Dearest young comrade A,

This will be a short note, but I must write it at once: today — on my birthday — I received your gorgeous present! I was touched to tears by your kindness. Be sure not a cent of your 200 dollars (two-hundred dollars only) shall be spent on anything else, save on printing costs of my book. (I took out 250 rupees — almost 30 dollars — to pay my house rent as the school will not pay me before Tuesday the 2nd; but I’ll put it back as soon as I get my pay.)

I wrote to the printer, an express letter, asking him to take up the work at once. When half the book is printed — i.e., when Chapter 6 will be (I’ll have twelve chapters) — I’ll send the last to you. Your French is surely good enough to read such easy prose. You more than deserve the “premisesses” of it at any rate.

Did you receive my two letters — one concerning Greece and the Allies during the First World War (in answer to some questions of yours about Cyprus) and the other about Johann von Leers’ book Odal, das Lebensgesetz eines ewigen Deutschland?

I am sorry Mr. Mukherhi expressed some insistence on your writing his full name, Sri Asit Krishna Mukherji, on the envelope. This is the trouble: you apparently sent your letter c/o Jogen Bose at “Temple Press.” Now Sri Jogen Bose’s partner is called M. K. Mukherji (it is doubtless his name that you remembered — that stuck in your subconscious mind — as you saw it along with the usual “copyright” formulas in the first (or second) page of my books — all printed at “Temple Press,” Calcutta, 2 Nayaratna Lane (Shyambazar). When your letter — addressed to M. K. Mukherji — reached the above address, naturally, the man of that name opened it. Only on starting reading it did he find out that it was not for him, but for Sri Asit Krishna Mukherji — Asit Babu, as they would address him in Bengali, when speaking to him. He quickly shut it again and excused himself (when meeting A. K. Mukherji) for having opened it.

Now if there is one thing that annoys Mr. A. K. Mukherji, it is the thought of anyone not concerned reading his letters. And how to convince him that this other Mukherji did not read it? He (my Mukherji) is so distrusting towards practically every person (save a very few), so accustomed to see and stress the least amiable side of mankind. He says we lost the war mainly because our Führer was “too trusting” — which is of course true — see the confidence He had put in the “Sister Nation’s” (England’s) good sense; and in His own generals — so many of whom betrayed him and plotted against him! A. K. M. is, I say, so accustomed to stress the dark side of mankind, that he is often unjust. (I am practically sure M. K. Mukherji did not read the letter, as soon as he found out it was not his.)

So do excuse him if he showed any irritation.

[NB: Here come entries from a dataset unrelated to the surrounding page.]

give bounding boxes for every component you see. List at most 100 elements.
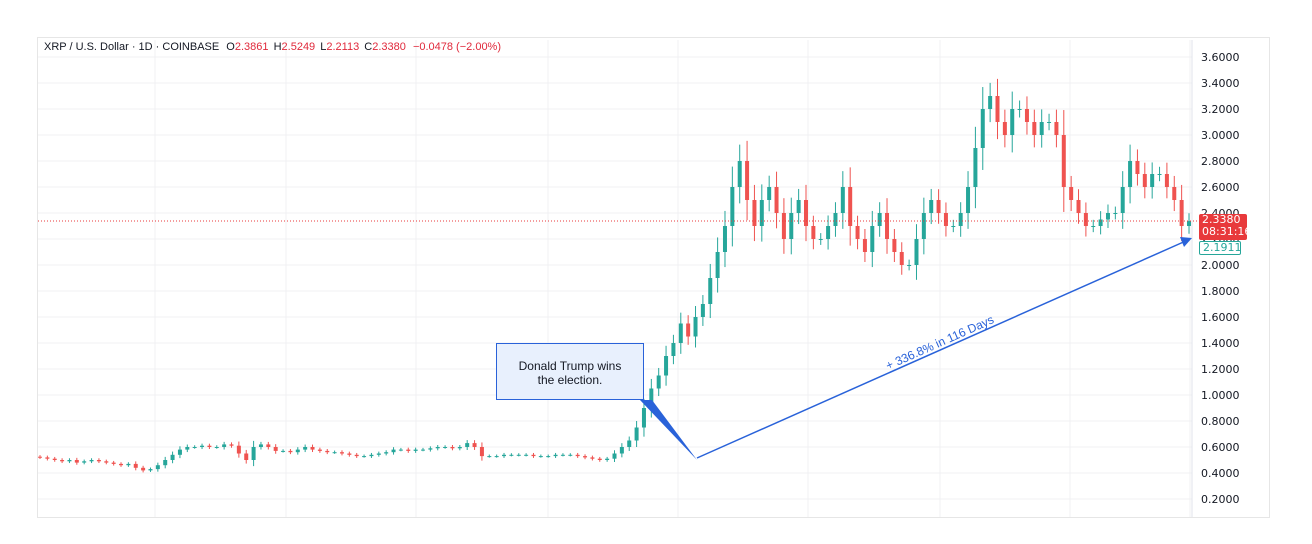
candle-body [509, 454, 514, 456]
callout-line-2: the election. [537, 373, 603, 387]
candle-body [1187, 221, 1191, 226]
candle-body [1098, 219, 1103, 226]
candle-body [612, 453, 617, 459]
election-callout[interactable]: Donald Trump wins the election. [496, 343, 644, 400]
candle-body [413, 449, 418, 451]
candle-body [295, 449, 300, 453]
candle-body [516, 454, 521, 456]
candle-body [1105, 213, 1110, 220]
candle-body [752, 200, 757, 226]
candle-body [966, 187, 971, 213]
candle-body [67, 460, 72, 462]
candle-body [1179, 200, 1184, 226]
y-tick-label: 3.0000 [1201, 129, 1240, 142]
candle-body [141, 467, 146, 471]
y-tick-label: 0.8000 [1201, 415, 1240, 428]
candle-body [339, 452, 344, 454]
candle-body [693, 317, 698, 337]
candle-body [715, 252, 720, 278]
marker-price-badge: 2.1911 [1199, 241, 1242, 255]
y-tick-label: 3.4000 [1201, 77, 1240, 90]
y-tick-label: 0.2000 [1201, 493, 1240, 506]
candle-body [369, 454, 374, 457]
candle-body [1157, 174, 1162, 175]
candle-body [796, 200, 801, 213]
candle-body [722, 226, 727, 252]
candle-body [664, 356, 669, 376]
candle-body [266, 444, 271, 447]
candle-body [362, 456, 367, 458]
candle-body [781, 213, 786, 239]
candle-body [148, 469, 153, 471]
symbol-title[interactable]: XRP / U.S. Dollar · 1D · COINBASE [44, 41, 220, 53]
candle-body [155, 465, 160, 470]
y-tick-label: 3.2000 [1201, 103, 1240, 116]
callout-line-1: Donald Trump wins [518, 359, 622, 373]
candle-body [45, 457, 50, 459]
candle-body [288, 450, 293, 453]
candle-body [1164, 174, 1169, 187]
candle-body [914, 239, 919, 265]
candle-body [826, 226, 831, 239]
candle-body [737, 161, 742, 187]
candle-body [244, 453, 249, 460]
candle-body [391, 449, 396, 453]
candle-body [1017, 109, 1022, 110]
candle-body [597, 458, 602, 460]
candle-body [885, 213, 890, 239]
y-tick-label: 0.4000 [1201, 467, 1240, 480]
candle-body [281, 450, 286, 452]
candle-body [214, 447, 219, 448]
candle-body [38, 456, 42, 458]
candle-body [980, 109, 985, 148]
candle-body [494, 456, 499, 458]
candle-body [877, 213, 882, 226]
candle-body [1135, 161, 1140, 174]
last-price: 2.3380 [1202, 213, 1241, 226]
candle-body [104, 461, 109, 463]
candle-body [1069, 187, 1074, 200]
candle-body [627, 440, 632, 447]
candle-body [929, 200, 934, 213]
y-tick-label: 1.2000 [1201, 363, 1240, 376]
candle-body [789, 213, 794, 239]
candle-body [421, 449, 425, 451]
candle-body [1091, 226, 1096, 227]
trend-line [696, 239, 1189, 459]
candle-body [251, 447, 256, 460]
candle-body [531, 454, 536, 457]
candle-body [538, 456, 543, 458]
candle-body [958, 213, 963, 226]
candle-body [708, 278, 713, 304]
candle-body [332, 452, 337, 454]
candle-body [1024, 109, 1029, 122]
candle-body [465, 443, 470, 447]
candle-body [1054, 122, 1059, 135]
candle-body [700, 304, 705, 317]
callout-pointer [640, 400, 697, 460]
candle-body [973, 148, 978, 187]
candle-body [177, 449, 182, 455]
candle-body [1039, 122, 1044, 135]
candle-body [111, 462, 116, 464]
candle-body [656, 375, 661, 389]
candle-body [524, 454, 529, 456]
candle-body [133, 463, 138, 468]
candle-body [1172, 187, 1177, 200]
candle-body [74, 460, 79, 463]
high-value: 2.5249 [281, 41, 316, 53]
high-label: H [273, 41, 282, 53]
candle-body [907, 265, 912, 266]
candle-body [560, 454, 565, 456]
close-value: 2.3380 [372, 41, 406, 53]
candle-body [60, 460, 65, 462]
candle-body [943, 213, 948, 226]
candle-body [384, 452, 389, 454]
candle-body [303, 447, 308, 450]
candle-body [759, 200, 764, 226]
open-label: O [226, 41, 235, 53]
candle-body [671, 343, 676, 356]
candle-body [479, 447, 484, 457]
candle-body [641, 408, 646, 428]
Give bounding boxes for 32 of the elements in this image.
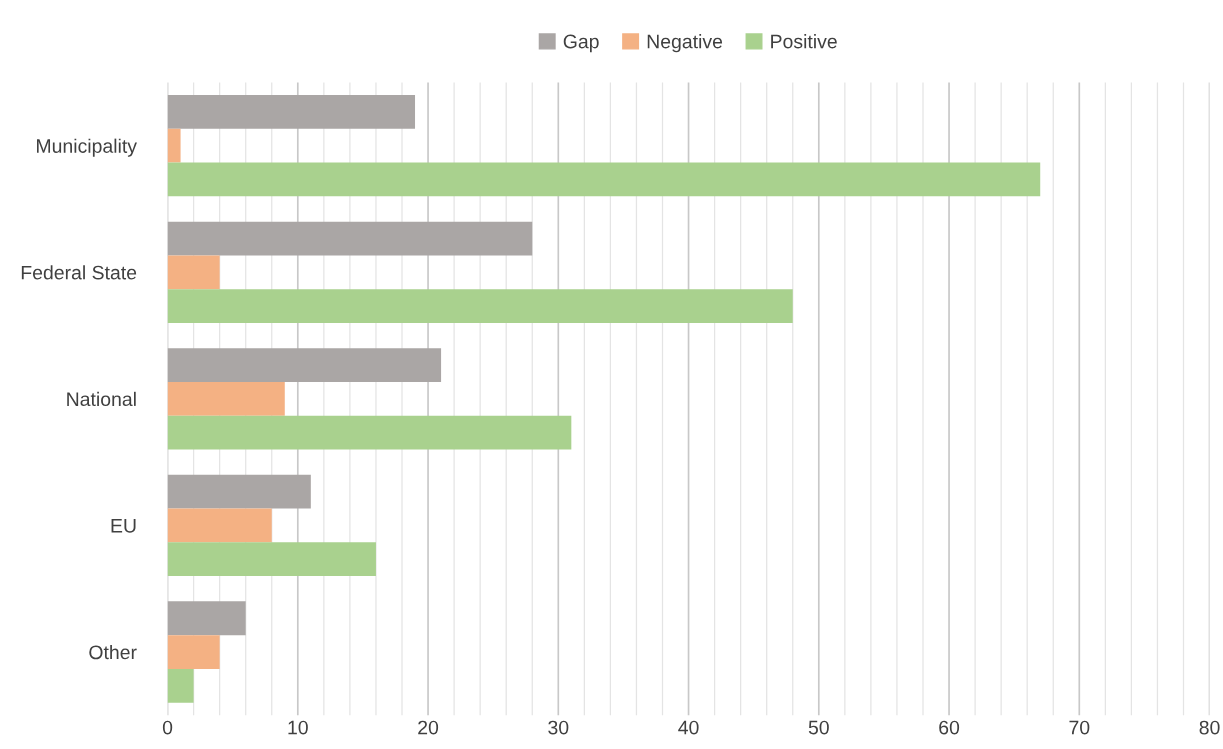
y-tick-label: Other (89, 644, 137, 660)
x-tick-label: 20 (418, 720, 439, 735)
bar (167, 348, 442, 382)
x-tick-label: 70 (1069, 720, 1090, 735)
y-tick-label: Federal State (21, 265, 137, 280)
bar (167, 668, 194, 703)
x-tick-label: 0 (162, 720, 173, 735)
x-tick-label: 60 (939, 720, 960, 735)
y-tick-label: National (67, 391, 136, 407)
x-tick-label: 30 (548, 720, 569, 735)
bar (167, 95, 416, 129)
bar (167, 128, 181, 163)
x-tick-label: 40 (678, 720, 699, 735)
bar (167, 381, 285, 416)
bar (167, 601, 246, 636)
y-tick-label: EU (111, 519, 136, 533)
bar (167, 635, 220, 669)
x-tick-label: 10 (288, 720, 308, 735)
legend-label: Negative (647, 34, 723, 53)
bar (167, 255, 220, 290)
bar (167, 162, 1041, 197)
legend-label: Positive (771, 34, 837, 49)
bar (167, 289, 793, 323)
x-tick-label: 80 (1199, 720, 1220, 735)
x-tick-label: 50 (808, 720, 829, 735)
bar (167, 508, 272, 543)
y-tick-label: Municipality (37, 138, 137, 157)
bar (167, 542, 376, 577)
bar (167, 415, 572, 450)
bar (167, 221, 533, 256)
bar (167, 474, 311, 509)
legend-label: Gap (563, 34, 599, 53)
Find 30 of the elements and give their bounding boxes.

He will soon be seventy-one and seems to grow bitterer as he grows old. He missed the wonderful experience I had after the war, of seeing with my own eyes the strength and fortitude of the persecuted élite of Europe, and, I can say, of the whole Aryan race — its stand in silence against the dark forces, after material defeat — in the midst of Germany’s ruins (rubble in the streets up to the third floor!). He never had the honor of meeting those “men of gold and steel, whom defeat cannot crush, whom terror and torture cannot subdue, whom money cannot buy” (to quote my own words in Gold in the Furnace).

I loved your account of your experience at the Externsteine. I knew nothing of it.

Now there shall be no post, no buying and selling, etc. — on account of the anniversary of Gandhi’s birthday. So don’t be annoyed if this letter reaches you with some delay.

Shall write more soon.

With the greeting of the faithful,
H. H.
Savitri

“Mukherji” is not a surname (there are no surnames in India) but the name of the subdivision of Bengali Brahmins to which he (and all Mukherjis) belong.